Interestingly, in a study of 21 such patients with primary hypertriglyceridemia and a history of recurrent attacks of pancreatitis, lipid lowering toward normal was achieved in all patients with a program of combined dietary and drug therapy[42]. Five patients had recurrent episodes of pancreatitis during the treatment program all of whom were diagnosed subsequently with bulimia[42]. Anti-oxidant therapy (selenium, beta-carotene, vitamin C and α-tocopherol) has been used with success in the reduction of recurrent pancreatitis episodes in patients with familial lipoprotein lipase deficiency who remained markedly hypertriglyceridemic after medical therapy[43]. It is postulated that the antioxidants might protect the pancreatic acinar cells from free radical damage brought on by the ischemia of chylomicron-induced changes in pancreatic capillary circulation[43].
CONCLUSIONS
This case illustrates a sequence of clinical events, due to a combination of genetic and acquired disorders, which resulted in a common medical problem. The main clues to diagnosing this complex chain of events leading to pancreatitis became evident from a thorough history and physical exam. Identifying features of a possible intracranial lesion, hypothyroidism, hypogonadism and hypertriglyceridemia in the context of an understanding of triglyceride metabolism facilitated the diagnosis.
Hypertriglyceridemia is a common clinical problem that can be exacerbated by numerous medications and medical conditions.
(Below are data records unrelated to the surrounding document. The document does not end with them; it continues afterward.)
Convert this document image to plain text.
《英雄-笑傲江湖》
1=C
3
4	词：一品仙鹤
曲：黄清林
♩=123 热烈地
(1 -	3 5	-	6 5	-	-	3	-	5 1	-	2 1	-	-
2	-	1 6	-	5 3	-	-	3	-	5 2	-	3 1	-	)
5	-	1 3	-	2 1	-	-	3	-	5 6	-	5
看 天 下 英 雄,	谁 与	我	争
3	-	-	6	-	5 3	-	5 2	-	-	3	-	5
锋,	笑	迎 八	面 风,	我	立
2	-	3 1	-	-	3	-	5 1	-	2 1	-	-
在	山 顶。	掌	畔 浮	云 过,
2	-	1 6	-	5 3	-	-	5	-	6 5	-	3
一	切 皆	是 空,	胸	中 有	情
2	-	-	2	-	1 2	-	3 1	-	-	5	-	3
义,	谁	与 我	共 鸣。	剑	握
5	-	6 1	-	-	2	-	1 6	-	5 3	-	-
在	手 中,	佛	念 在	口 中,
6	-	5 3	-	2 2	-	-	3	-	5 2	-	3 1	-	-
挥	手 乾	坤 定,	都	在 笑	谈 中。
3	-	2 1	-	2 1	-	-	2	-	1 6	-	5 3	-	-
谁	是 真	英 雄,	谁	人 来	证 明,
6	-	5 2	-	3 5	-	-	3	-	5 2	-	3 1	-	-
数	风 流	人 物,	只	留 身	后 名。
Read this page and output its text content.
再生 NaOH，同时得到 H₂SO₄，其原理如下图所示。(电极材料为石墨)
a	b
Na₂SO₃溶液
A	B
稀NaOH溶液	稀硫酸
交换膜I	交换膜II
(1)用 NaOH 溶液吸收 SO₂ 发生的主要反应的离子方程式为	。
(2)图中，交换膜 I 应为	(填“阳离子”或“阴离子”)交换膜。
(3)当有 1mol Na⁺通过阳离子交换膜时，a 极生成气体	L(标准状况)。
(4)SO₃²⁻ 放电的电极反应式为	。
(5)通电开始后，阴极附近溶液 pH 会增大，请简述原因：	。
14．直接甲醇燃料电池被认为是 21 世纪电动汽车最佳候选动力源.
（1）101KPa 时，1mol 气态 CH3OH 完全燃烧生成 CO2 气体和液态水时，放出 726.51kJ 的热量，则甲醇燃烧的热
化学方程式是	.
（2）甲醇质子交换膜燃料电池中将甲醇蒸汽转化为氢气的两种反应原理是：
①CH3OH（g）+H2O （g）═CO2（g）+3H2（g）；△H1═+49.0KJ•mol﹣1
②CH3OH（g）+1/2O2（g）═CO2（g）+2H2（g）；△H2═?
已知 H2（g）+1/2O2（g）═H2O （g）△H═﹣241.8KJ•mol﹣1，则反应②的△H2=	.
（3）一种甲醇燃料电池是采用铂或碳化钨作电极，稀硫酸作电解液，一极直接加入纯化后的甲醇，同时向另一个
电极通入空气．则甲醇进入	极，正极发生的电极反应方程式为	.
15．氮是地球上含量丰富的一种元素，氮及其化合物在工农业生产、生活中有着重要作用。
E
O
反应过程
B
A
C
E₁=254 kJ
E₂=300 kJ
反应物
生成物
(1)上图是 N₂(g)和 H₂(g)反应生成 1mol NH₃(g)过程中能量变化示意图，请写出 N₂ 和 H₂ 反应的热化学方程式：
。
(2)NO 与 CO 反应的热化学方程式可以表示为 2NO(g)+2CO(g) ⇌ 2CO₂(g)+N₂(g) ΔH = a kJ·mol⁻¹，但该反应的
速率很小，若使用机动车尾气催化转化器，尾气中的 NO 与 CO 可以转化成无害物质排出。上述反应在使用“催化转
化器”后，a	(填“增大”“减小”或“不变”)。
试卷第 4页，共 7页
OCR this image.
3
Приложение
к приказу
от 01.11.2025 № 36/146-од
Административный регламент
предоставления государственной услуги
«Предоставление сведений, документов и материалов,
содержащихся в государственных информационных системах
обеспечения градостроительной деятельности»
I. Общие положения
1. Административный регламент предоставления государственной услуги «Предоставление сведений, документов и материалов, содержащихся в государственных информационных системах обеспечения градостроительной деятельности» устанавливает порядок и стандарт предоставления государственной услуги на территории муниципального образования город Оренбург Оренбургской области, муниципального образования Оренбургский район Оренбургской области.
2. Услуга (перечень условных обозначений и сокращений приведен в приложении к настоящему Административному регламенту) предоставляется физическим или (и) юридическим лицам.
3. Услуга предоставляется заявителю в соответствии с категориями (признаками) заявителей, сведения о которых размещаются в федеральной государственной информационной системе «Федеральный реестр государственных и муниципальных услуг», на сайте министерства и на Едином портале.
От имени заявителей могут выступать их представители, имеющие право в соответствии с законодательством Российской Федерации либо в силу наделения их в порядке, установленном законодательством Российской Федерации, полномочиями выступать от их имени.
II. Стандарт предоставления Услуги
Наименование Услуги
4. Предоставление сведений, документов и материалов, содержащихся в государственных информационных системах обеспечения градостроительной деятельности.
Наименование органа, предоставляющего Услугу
Markedly elevated triglyceride levels can lead to pancreatitis, a serious and potentially fatal complication. General and specific therapy is available to reduce triglyceride levels during the acute phase of pancreatitis, which may improve the outcome. Nutrition, pharmacologic therapy and avoiding agents that can elevate triglycerides may be essential in preventing further attacks. There are numerous causes of pancreatitis. Various diagnostic tools can be very helpful in determining the cause of pancreatic inflammation; however, the most valuable approach remains a thorough history and physical exam.